The McMaster Autism Research Team (MacART; is excited to acknowledge World Autism Acceptance Day and the start of World Autism Month. MacART is a partnership between McMaster Children’s Hospital, Hamilton Health Sciences, and McMaster University dedicated to closing the gap between autism research and practice. MacART encourages collaboration among individuals, families, researchers, clinicians, educators, and policymakers whose lives and work are touched by autism.

The theme of this year’s World Autism Acceptance Day is Moving from Surviving to Thriving: Autistic Individuals Share Regional Perspectives, which encourages having dialogues about regional differences and similarities in the autism field. These efforts are in part aimed towards the goal of improving the implementation of the United Nations’ overall Sustainable Development Goals (SDGs) for encouraging Autistic people worldwide to thrive, rather than just survive. Through communicating information on key factors of well-being and how they are promoted in different regions, we can create collective learned lessons and informed change, multiplying the positive impact of once individual learnings.
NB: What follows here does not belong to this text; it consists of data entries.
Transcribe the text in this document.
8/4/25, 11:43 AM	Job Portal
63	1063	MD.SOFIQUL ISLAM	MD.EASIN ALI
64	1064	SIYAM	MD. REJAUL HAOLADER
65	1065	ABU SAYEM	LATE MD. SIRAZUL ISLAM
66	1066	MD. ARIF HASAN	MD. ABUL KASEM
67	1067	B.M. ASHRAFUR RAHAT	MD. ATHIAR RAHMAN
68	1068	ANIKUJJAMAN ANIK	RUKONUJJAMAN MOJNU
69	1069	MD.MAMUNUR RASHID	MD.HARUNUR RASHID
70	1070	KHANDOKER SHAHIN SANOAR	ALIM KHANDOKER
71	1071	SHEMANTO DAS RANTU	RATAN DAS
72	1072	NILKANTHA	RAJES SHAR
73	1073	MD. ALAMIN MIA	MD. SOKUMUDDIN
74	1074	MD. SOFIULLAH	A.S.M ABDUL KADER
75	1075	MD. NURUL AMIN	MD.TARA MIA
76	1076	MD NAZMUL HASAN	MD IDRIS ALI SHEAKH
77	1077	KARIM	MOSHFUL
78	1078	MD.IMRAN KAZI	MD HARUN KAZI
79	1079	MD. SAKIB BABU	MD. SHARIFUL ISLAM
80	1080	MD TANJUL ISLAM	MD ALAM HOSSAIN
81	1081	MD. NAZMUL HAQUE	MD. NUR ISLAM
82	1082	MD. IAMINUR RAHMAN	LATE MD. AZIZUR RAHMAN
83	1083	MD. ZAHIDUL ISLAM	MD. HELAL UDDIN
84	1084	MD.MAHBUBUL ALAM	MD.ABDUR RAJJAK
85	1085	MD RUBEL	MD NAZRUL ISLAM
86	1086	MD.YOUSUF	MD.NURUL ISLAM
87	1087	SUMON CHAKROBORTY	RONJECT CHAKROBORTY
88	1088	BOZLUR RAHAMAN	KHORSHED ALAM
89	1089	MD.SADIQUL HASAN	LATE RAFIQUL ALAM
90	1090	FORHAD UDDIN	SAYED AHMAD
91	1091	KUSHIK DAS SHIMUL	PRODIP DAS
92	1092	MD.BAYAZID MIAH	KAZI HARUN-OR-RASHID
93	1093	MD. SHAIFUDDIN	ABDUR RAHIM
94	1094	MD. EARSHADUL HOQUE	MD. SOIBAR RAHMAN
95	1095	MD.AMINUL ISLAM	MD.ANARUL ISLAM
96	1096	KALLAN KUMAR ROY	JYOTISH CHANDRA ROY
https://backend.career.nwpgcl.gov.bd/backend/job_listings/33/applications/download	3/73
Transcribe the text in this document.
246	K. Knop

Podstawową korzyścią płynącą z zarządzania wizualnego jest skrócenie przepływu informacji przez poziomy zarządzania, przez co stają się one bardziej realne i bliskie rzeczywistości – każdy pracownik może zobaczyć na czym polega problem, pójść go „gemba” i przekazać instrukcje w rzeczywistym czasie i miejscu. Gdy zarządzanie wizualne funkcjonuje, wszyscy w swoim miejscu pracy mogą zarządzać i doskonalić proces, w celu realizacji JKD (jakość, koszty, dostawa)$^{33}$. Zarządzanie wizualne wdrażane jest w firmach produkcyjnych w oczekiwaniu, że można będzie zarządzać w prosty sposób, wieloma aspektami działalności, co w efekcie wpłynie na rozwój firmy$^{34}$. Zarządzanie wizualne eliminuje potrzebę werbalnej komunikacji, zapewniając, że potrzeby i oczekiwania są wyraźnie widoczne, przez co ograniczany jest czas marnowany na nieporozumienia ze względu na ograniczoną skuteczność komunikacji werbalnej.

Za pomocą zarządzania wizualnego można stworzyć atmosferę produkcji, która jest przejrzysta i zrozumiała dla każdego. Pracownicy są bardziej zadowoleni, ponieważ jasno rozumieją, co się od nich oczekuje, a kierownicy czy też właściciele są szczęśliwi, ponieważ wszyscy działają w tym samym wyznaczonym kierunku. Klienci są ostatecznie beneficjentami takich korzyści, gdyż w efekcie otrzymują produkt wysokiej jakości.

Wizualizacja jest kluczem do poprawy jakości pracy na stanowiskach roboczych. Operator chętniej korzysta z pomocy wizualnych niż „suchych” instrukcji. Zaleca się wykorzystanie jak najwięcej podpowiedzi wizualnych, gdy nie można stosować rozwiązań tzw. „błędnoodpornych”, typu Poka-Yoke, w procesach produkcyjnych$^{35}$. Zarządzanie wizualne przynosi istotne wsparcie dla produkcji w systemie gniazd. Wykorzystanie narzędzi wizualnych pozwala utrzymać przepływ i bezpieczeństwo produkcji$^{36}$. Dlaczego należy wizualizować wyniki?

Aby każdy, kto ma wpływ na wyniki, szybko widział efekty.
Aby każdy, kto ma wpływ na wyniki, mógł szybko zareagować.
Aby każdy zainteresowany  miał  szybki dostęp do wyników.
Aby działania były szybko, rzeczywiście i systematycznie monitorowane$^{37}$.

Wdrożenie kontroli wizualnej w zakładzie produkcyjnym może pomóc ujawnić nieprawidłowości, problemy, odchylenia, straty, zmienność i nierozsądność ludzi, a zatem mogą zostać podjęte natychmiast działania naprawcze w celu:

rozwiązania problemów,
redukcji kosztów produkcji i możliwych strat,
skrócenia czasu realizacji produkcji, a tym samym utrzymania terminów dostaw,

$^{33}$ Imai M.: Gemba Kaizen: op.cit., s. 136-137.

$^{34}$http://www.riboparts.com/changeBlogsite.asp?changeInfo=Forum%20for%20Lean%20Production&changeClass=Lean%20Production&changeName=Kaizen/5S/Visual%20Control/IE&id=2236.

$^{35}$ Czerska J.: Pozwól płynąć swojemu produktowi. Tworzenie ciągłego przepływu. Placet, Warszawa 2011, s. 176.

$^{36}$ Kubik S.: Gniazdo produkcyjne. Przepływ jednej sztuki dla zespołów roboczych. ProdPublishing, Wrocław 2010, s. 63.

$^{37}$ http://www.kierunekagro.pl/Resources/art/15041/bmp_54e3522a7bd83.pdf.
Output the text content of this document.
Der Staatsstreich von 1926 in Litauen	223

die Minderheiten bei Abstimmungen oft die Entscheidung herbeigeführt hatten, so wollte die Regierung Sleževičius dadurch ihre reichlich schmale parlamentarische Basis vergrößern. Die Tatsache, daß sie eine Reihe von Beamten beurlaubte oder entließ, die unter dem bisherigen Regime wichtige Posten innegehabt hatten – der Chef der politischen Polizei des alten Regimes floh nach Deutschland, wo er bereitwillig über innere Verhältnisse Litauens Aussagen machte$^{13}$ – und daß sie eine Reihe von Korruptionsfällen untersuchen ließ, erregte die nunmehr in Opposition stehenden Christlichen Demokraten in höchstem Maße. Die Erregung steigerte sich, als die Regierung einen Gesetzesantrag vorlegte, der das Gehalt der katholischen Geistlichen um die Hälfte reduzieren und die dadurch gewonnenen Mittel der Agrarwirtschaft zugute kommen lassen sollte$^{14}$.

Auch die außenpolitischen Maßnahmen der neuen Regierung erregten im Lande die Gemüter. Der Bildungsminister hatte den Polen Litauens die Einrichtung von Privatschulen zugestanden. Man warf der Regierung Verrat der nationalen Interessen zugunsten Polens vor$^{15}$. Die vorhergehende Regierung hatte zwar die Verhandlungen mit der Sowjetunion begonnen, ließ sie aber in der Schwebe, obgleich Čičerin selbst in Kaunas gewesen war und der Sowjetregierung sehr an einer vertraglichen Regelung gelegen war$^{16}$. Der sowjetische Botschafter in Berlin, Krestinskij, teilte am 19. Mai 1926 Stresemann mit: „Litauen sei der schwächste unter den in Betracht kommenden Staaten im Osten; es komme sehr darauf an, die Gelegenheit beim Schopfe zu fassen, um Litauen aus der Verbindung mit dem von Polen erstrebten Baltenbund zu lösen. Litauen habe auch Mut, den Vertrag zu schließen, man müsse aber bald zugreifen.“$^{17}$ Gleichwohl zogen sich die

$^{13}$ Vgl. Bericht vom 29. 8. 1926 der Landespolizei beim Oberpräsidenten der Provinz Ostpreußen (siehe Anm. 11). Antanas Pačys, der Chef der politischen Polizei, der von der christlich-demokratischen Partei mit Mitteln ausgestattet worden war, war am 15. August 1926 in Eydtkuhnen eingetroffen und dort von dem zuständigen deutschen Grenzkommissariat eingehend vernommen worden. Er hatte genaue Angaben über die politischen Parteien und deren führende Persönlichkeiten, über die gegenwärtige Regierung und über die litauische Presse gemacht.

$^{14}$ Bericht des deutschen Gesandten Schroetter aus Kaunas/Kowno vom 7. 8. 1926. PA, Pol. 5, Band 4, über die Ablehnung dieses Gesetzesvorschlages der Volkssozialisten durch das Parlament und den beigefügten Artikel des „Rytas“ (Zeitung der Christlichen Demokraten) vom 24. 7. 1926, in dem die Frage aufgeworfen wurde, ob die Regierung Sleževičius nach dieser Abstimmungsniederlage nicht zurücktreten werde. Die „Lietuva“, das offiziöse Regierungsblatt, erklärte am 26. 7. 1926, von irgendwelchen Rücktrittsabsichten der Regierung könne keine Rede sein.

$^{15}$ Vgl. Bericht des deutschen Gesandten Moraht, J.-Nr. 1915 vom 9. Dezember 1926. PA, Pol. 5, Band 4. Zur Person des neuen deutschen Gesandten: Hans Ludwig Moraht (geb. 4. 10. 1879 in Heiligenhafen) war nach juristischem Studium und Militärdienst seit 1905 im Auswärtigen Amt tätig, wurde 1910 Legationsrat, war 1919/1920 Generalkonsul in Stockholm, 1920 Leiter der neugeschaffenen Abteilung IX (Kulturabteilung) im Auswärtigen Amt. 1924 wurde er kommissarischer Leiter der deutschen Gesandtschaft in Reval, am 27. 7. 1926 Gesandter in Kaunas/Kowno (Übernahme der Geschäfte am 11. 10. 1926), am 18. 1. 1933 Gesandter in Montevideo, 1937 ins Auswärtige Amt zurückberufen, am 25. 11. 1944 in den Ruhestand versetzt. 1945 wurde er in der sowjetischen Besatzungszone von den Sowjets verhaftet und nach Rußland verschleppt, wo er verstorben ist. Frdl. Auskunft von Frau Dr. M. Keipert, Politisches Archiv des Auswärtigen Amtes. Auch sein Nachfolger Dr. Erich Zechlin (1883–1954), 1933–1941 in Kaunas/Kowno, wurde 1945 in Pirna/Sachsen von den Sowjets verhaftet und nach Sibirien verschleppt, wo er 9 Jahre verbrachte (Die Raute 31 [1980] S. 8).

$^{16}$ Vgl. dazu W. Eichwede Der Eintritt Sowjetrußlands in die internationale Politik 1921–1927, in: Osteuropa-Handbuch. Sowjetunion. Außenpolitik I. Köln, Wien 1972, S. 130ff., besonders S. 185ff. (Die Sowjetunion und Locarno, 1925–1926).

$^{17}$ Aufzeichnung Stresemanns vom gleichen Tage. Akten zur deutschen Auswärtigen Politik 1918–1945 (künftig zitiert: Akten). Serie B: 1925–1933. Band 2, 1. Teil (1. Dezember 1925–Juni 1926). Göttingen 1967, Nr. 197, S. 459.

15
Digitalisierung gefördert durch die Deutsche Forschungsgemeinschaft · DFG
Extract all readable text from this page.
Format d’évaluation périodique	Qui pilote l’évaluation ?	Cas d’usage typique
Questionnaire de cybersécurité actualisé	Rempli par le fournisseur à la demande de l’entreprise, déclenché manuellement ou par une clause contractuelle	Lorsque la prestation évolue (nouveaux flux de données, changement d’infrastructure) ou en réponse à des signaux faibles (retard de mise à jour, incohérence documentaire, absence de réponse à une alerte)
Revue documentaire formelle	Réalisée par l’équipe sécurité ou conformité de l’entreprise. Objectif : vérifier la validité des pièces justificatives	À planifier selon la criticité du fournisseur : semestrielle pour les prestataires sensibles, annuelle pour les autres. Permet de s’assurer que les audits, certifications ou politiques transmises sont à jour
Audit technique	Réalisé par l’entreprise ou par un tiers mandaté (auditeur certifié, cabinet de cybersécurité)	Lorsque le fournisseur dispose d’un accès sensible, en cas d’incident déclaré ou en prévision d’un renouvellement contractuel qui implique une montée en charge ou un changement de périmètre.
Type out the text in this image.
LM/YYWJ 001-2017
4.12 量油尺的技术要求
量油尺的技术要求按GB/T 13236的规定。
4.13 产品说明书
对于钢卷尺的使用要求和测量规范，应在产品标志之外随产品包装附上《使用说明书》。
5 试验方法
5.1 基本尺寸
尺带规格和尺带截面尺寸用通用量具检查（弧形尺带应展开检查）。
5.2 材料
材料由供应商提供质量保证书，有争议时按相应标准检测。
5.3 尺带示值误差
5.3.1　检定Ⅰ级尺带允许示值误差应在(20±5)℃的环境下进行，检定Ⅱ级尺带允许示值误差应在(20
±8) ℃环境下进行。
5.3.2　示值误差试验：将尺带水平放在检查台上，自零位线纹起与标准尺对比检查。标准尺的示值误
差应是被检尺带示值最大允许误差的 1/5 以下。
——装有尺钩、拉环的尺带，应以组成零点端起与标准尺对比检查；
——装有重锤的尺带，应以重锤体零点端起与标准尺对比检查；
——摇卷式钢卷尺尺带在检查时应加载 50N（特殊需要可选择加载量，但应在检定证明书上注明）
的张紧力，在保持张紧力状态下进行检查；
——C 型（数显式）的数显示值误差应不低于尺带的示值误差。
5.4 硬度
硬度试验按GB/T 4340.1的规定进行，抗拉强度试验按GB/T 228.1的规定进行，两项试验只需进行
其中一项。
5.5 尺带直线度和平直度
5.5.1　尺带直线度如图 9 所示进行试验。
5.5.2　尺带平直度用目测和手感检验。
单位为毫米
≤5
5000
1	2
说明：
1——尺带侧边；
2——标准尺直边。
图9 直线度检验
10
MacART member Dr. Irene Drmic, a clinical psychologist and lead for MacART’s Clinical Research pillar, is Clinical Director for the ‘Integrated Pathway for Children and Youth with Extensive Needs’ program at Hamilton Health Sciences’ McMaster Children’s Hospital (MCH) and the Ron Joyce Children’s Health Centre. This Proof of Concept program was announced in 2023 and is supported by $97 million from the province of Ontario over three years across three sites (Hamilton, Toronto, and Ottawa). It is designed to connect families of children and youth with co-occuring neurodevelopmental, mental health, behavioral, and medical complexities, and/or social vulnerabilities, which may include children and youth with autism with complex needs, with an interdisciplinary team of healthcare professionals.

This tailored and integrated pathway of care aims to ensure that the most vulnerable children and youth and their families, regardless of diagnosis, are accessing timely, evidence-based, and trauma-informed services.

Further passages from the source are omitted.